La méthode? Travailler de manière longitudinale (sur 3 années d’étude) et interdisciplinaire (impliquer toute l’équipe pédagogique). En 4e secondaire, la notion d’engagement est traitée en classe. En 5e secondaire, chaque élève doit réaliser son stage et le présenter en fin d’année aux élèves de 4e. Enfin, en 6e secondaire, c’est à un retour réflexif sur leurs expériences auquel ils sont invités. Mais l’un des buts les plus importants est d’autonomiser le jeune. Il doit trouver lui-même son stage, postuler, envoyer un CV et passer un entretien. Pour ce faire, il n’est bien entendu pas seul. D’abord, il y a un site web pour le guider. Et puis, l’accompagnement se fait dans le cadre des cours et il le sera encore beaucoup plus spécifiquement dans celui de philosophie et de citoyenneté (CPC) dès septembre 2017.

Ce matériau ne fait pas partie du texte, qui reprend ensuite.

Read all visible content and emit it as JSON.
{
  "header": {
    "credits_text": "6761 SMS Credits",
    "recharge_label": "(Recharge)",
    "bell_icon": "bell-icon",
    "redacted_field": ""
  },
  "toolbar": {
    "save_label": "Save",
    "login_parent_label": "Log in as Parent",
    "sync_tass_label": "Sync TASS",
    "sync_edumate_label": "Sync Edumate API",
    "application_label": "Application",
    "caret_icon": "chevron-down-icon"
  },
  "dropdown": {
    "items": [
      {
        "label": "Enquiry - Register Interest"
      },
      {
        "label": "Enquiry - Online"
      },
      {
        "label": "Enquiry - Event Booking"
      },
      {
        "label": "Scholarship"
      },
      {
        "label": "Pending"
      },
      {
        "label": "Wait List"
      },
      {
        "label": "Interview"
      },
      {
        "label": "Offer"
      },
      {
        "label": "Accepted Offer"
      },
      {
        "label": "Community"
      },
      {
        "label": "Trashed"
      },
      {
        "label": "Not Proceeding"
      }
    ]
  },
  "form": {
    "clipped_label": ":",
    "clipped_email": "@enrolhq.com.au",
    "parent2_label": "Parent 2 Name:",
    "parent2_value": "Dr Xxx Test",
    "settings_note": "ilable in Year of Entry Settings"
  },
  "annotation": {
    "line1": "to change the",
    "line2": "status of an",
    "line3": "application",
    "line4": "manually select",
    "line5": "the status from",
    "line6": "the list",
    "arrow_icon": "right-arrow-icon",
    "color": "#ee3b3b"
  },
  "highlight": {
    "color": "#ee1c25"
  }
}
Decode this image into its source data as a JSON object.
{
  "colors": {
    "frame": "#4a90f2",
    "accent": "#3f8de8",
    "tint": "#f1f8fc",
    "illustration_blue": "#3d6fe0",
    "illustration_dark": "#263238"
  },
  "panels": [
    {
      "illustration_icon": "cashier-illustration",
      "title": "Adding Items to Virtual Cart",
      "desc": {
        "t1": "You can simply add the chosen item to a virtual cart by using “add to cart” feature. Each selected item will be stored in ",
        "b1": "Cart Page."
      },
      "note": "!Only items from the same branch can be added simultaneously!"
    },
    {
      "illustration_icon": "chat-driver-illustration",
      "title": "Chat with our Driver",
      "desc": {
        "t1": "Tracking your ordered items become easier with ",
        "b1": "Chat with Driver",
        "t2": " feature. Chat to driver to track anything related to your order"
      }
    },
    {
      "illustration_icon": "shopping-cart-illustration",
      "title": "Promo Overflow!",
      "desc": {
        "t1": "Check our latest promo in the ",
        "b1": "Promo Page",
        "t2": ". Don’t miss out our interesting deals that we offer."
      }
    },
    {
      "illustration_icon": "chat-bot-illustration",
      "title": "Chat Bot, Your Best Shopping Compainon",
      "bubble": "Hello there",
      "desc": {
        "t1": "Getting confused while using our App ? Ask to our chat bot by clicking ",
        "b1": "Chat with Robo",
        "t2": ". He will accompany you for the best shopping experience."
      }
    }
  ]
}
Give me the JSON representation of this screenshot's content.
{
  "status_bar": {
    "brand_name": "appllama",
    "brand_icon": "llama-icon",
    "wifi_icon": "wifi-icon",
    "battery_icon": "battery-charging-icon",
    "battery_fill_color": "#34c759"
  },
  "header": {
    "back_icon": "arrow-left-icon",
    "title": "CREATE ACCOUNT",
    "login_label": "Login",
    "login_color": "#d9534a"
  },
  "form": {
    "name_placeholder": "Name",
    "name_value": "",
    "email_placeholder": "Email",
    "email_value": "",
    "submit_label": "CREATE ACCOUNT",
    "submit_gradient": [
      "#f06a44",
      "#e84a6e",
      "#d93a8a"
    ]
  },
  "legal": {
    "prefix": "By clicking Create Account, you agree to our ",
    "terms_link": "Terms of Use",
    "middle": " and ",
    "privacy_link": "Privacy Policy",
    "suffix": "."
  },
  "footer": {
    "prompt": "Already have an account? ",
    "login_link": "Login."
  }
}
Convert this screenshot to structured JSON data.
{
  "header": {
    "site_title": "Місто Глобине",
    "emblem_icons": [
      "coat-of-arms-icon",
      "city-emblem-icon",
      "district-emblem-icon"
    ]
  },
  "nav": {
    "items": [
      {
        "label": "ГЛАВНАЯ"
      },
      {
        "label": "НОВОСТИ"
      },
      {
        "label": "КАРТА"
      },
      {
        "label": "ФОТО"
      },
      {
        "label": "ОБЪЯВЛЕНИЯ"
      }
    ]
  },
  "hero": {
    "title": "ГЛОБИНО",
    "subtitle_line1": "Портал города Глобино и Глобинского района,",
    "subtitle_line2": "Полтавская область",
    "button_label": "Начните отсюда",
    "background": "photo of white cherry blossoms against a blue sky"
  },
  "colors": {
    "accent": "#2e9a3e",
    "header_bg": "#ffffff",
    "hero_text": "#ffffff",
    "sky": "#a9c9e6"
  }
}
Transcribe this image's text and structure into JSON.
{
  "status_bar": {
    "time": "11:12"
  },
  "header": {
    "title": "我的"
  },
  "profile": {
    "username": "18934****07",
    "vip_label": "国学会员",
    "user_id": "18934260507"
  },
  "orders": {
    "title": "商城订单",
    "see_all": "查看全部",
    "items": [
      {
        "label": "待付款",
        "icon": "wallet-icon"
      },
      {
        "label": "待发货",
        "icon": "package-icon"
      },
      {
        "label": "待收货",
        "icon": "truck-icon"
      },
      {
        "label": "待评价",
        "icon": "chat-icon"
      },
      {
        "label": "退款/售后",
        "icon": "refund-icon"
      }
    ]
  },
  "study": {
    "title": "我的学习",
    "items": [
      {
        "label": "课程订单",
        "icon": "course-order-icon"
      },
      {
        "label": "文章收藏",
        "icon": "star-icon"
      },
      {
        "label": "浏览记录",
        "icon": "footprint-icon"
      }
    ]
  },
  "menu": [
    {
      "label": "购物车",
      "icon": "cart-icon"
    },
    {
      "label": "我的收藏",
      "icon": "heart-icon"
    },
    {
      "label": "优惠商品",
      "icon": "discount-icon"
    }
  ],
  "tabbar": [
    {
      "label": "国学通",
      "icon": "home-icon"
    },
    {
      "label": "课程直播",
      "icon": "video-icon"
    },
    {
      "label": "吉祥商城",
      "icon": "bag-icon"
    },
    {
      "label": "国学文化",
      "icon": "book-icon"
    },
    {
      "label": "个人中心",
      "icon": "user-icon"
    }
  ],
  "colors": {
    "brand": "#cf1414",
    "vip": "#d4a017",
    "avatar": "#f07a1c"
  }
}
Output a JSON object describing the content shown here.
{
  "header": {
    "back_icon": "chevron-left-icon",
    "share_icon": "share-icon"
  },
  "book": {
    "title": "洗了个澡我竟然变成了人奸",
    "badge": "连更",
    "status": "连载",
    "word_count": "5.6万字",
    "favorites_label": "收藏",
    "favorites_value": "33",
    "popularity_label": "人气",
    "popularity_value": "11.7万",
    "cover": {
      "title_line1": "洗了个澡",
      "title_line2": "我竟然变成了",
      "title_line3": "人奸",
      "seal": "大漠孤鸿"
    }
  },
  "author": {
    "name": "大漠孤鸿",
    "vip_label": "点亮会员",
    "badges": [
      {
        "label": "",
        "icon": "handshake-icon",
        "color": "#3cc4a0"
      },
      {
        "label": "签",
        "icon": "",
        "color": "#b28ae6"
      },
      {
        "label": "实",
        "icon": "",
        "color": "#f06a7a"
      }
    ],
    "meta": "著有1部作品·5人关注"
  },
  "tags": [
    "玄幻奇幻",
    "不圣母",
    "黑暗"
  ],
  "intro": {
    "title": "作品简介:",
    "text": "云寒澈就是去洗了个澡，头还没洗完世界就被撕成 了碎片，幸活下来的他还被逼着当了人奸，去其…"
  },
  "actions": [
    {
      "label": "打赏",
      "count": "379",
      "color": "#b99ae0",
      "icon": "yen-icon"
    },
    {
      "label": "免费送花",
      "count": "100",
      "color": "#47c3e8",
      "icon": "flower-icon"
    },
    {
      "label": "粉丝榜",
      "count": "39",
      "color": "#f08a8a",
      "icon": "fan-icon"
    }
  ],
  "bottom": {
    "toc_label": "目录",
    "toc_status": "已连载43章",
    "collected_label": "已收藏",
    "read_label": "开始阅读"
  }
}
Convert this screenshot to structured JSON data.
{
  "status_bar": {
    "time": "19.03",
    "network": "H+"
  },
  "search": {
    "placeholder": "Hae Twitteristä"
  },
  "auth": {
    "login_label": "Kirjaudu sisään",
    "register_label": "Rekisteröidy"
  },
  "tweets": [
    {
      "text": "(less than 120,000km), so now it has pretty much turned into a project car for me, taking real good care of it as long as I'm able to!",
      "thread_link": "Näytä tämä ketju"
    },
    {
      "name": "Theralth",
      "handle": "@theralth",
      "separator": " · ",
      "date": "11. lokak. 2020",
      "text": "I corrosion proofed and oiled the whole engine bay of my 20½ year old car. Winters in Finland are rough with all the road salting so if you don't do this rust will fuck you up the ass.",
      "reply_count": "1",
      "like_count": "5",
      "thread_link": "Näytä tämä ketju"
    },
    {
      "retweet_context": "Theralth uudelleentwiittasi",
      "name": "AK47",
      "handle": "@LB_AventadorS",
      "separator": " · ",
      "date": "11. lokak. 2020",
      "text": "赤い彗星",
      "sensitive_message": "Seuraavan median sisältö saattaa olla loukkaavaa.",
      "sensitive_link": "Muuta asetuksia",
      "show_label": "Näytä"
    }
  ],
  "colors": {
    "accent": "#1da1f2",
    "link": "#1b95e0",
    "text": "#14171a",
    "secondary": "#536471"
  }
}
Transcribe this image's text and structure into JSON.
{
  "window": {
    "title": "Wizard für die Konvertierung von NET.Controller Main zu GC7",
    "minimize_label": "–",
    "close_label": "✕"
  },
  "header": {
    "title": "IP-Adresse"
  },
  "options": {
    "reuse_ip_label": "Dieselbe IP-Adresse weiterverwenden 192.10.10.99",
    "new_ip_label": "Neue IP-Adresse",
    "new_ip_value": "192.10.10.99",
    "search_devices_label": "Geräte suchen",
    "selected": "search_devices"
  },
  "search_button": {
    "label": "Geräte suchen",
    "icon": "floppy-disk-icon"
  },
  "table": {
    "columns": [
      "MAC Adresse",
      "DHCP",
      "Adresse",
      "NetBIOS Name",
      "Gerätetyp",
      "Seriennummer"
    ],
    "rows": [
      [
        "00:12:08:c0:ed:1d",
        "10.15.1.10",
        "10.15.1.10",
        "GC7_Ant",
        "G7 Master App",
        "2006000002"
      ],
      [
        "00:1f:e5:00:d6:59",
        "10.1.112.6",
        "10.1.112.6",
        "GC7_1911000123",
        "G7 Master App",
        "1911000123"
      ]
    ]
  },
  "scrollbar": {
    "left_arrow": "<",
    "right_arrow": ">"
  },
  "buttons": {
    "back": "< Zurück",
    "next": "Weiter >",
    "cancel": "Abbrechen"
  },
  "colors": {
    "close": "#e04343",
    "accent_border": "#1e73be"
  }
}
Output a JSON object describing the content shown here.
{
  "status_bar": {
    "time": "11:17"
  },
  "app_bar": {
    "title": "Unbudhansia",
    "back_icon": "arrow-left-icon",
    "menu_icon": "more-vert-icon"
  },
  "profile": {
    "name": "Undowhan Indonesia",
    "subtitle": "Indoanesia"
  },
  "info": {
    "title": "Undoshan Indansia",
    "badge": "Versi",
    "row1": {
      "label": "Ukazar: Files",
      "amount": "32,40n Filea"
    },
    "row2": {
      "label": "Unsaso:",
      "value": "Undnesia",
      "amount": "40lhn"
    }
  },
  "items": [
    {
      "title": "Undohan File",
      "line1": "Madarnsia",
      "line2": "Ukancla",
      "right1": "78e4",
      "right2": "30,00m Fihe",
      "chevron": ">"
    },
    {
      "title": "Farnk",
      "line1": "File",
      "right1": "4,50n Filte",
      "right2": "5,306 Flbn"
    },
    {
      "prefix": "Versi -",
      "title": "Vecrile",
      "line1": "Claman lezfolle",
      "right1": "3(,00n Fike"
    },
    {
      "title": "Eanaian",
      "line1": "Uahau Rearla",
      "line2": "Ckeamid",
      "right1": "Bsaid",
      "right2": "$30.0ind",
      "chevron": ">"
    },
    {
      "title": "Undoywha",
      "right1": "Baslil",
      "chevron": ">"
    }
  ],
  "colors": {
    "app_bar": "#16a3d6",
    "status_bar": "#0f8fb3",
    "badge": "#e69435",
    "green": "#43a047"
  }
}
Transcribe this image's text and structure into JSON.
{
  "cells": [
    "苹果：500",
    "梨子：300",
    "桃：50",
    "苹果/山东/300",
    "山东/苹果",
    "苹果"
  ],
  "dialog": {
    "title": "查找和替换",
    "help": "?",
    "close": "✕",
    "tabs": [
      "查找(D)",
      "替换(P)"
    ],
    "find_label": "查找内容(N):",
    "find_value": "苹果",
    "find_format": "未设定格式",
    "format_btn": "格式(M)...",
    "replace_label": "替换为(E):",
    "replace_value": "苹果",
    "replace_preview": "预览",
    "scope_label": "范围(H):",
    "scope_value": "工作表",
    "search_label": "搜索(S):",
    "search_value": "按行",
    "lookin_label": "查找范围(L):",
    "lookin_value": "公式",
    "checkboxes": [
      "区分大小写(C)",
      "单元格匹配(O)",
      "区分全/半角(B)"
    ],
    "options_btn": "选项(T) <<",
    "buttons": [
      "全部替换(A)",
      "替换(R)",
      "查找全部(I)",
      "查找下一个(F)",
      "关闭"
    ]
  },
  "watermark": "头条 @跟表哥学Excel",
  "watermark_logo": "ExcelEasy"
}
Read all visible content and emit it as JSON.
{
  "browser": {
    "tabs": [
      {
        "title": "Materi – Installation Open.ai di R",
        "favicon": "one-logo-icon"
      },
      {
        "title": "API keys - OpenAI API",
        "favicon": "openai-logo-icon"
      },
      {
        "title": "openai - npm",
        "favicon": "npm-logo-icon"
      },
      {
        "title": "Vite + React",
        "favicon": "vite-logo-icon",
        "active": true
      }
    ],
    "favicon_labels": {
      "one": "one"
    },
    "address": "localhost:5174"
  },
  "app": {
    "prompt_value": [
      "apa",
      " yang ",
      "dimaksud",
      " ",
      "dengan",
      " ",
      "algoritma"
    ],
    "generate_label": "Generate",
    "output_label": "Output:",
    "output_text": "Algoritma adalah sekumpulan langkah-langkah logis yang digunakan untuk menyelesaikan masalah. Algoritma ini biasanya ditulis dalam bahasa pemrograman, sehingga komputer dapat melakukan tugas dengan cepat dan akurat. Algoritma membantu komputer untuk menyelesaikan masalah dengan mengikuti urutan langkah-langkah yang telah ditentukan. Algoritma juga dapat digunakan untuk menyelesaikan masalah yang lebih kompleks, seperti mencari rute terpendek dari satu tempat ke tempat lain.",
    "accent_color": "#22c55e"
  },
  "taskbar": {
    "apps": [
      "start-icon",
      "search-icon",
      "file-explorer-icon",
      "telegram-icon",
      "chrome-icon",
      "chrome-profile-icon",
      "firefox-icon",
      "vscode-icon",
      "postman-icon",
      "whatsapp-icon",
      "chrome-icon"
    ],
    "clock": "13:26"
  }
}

Un projet qui donne tout son sens au CPC

À l’heure où ce sont surtout les mécontents qu’on entend sur l’instauration du cours de philosophie et de citoyenneté, voici une expérience qui donne force et sens à ce nouveau cours. La méthode imaginée répond au principe d’articulation des démarches philosophique et citoyenne. La préparation au stage se fait au cours d’un atelier philo sur la notion d’engagement. Il n’y a pas d’évaluation chiffrée mais bien l’obligation pour le jeune de rédiger un rapport où il détaille son expérience (positive, négative, réflexive…). Il n’est pas question de rater ou réussir, mais simplement de permettre à l’élève d’expérimenter un engagement citoyen. Et puis, le stage est inséré dans le projet pédagogique de l’école et les enseignants des différentes disciplines (français, histoire, sciences humaines…) sont impliqués, ce qui permet de rapprocher cadre scolaire et réalité sociale. Enfin, nous confie Michèle Braipson, préfète de l’Athénée Léon Lepage, il y a des élèves qui se révèlent grâce au stage et qui y acquièrent une prise de parole plus aisée et une implication nouvelle dans des apprentissages qui font désormais sens.

Un projet rafraîchissant

De cette première année d’expérimentation, si certains élèves sont revenus assez critiques (“Le bénévolat, c’est de la main-d’œuvre gratuite!”), d’autres étaient franchement emballés et souhaitaient poursuivre par eux-mêmes l’expérience (comme cette jeune fille s’étant prise d’affection pour une dame en maison de repos: “Je vais continuer après mon stage!”). Ces retours sont également l’occasion de réajuster les conventions passées entre la Ville et les associations partenaires: le stage doit apporter quelque chose de positif à toutes les parties et le milieu d’accueil a pour mission d’impliquer le jeune dans la vie de l’association.